El pibe de la funeraria tiene corbata negra y turno de pádel a las 18. Si no baja rápido el cajón, no llega. Así que decide hacer trampa y apenas pasan tres minutos presiona el botón y el cuerpo sin vida comienza a bajar. Quienes lloran no se dan cuenta del tiempo que pasó y quienes no lloran prefieren que todo termine rápido.
Los hijos lloran. El esposo la espera desde hace unos años. Hay amigas que se abrazan. Una de las palomas sigue amenazando. Algunos comienzan a irse, dan pasos breves para no hacer ruido. Otros espantan a la paloma.
Daniel Salzano había escrito instrucciones para su velorio. Quería que sus hijos llevaran sacos colorados y trompetas, y tocaran Rosa Madreselva.
Mi vieja no dejó instrucciones, pero sé que hubiera dicho que cantara Valeria Lynch o Jorge Rojas.
Cuando el cajón comienza a bajar, pongo música, la preferida de mi madre.
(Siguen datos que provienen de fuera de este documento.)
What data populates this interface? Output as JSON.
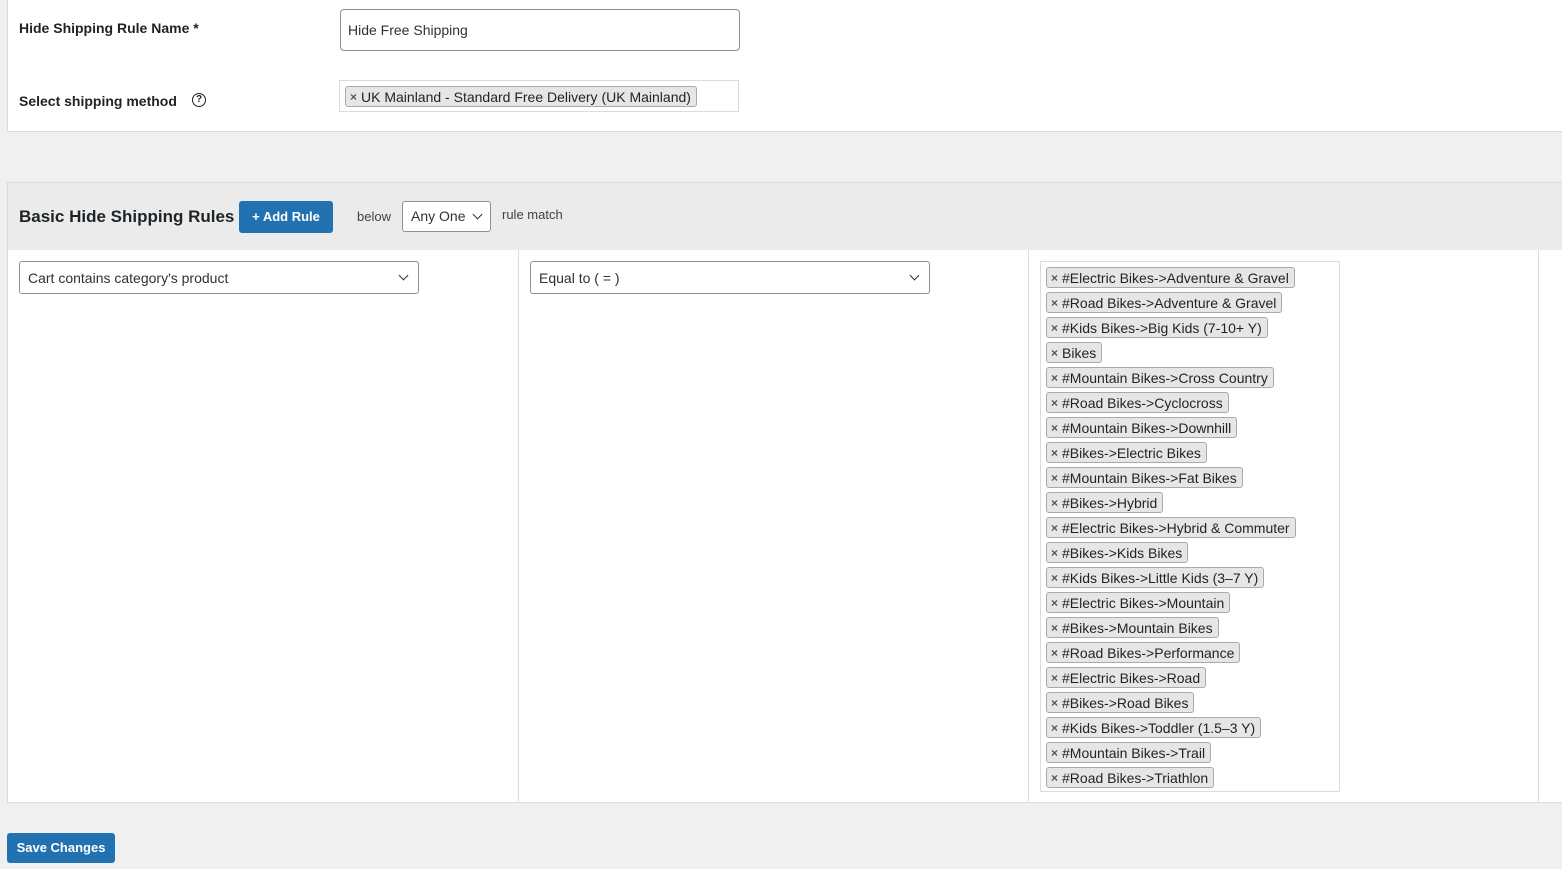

Mi hermano me mira, con gesto de aceptación. Él odia esa música, pero esta vez lo hace llorar una canción de Jorge Rojas. Probablemente cada vez que la escuchemos de ahora en más nos haga llorar. Caen el cajón y las lágrimas.
Salzano también nos advertía: “Lleven las bufandas; en los cementerios se muere de amor y frío”.